Yes, the root problem is autoimmune, but we already have a way to correct this, google "Edmunton Protocol" - the participants were effectively cured. The problem was a lack of islet cells (insulin producing cells) to do much good - it takes like 5 donor cadavers to cure 1 diabetic, so there's insufficient supply to handle even 1/100 of the diabetic patients.
But something like this just might provide cures for millions of sufferers, without fear of tissue rejection! As father of a type 1 diabetic son, this is a big, big, BIG deal!
Hooray!
I have no problem with your religion until you decide it's reason to deprive others of the truth.
Then why are they even called the same name? You'd think someone would have thought to rename one as anti-diabetes.
Because back in the old days before they figured out exactly what the problem was, the primary medical indicator was excess levels of sugar in the urine. Which is why it in several languages is known commonly as "suger-disease".

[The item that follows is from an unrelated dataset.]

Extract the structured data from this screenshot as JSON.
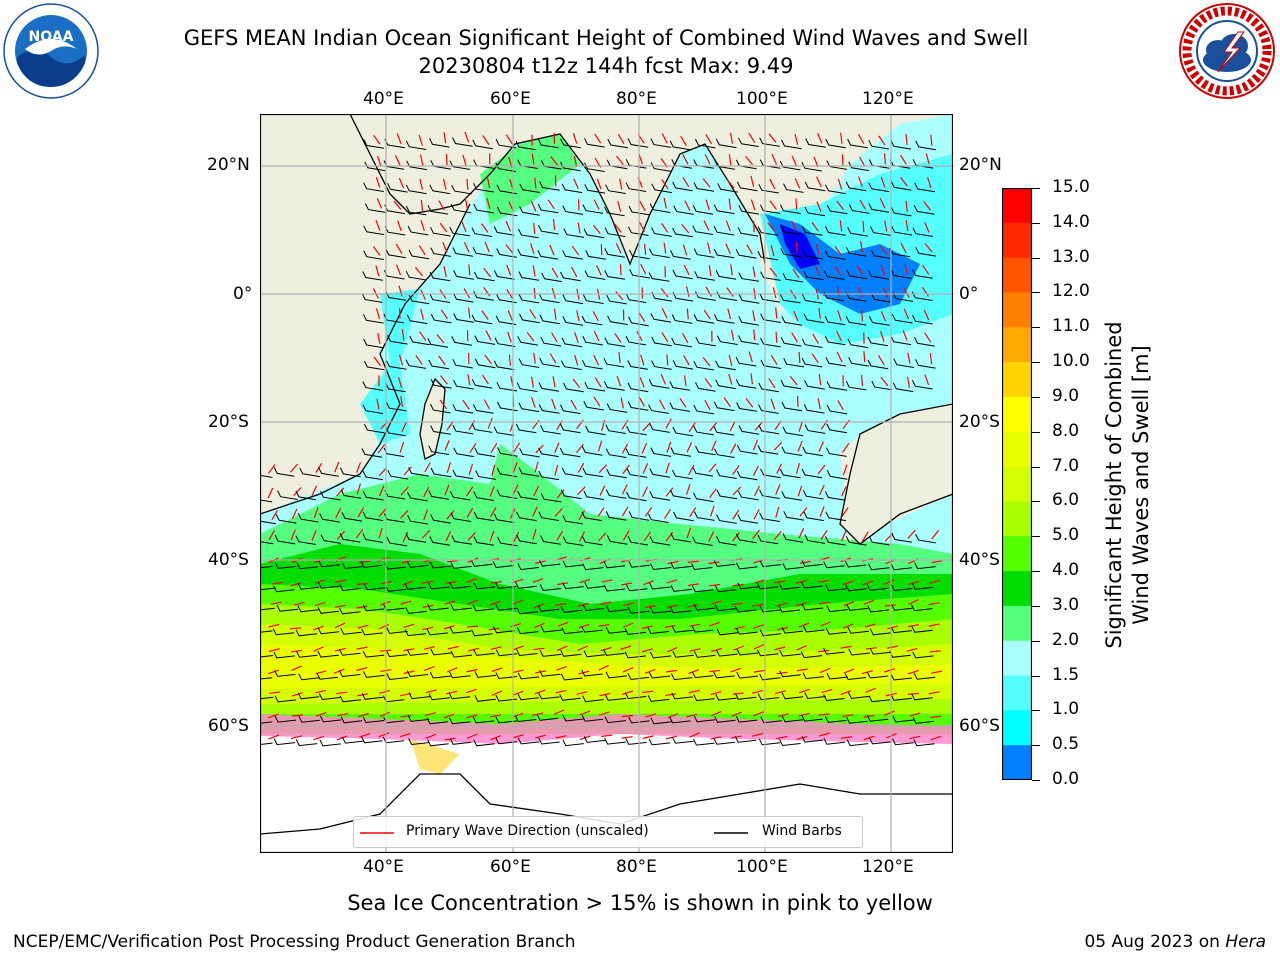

And before they had fancy tests, they would diagnose it by the taste of the urine (sweet) and the smell of acetone or over-ripe peaches on the breath (diabetic ketoacidosis).
Cue all the jokes about "this beer tastes like warm p***".
Given that half the population doesn't even know they have diabetes, knowing the visible symptoms is useful:
The good news - it's treatable, and done right, you will live as long, or longer, than your peers since you'll HAVE to adopt a healthy lifestyle.
The bad news - if you don't treat it, you'll probably die younger than you should, after losing fingers, toes, feet, etc.
More bad news - if you smoke, the combination of diabetes and smoking has probably already taken a decade off your life, and if you don't quit, your long-term prognosis still sucks. Ugly facts.
The good news - if you quit smoking before there's permanent visible damage, there's a good chance you'll get most of that back.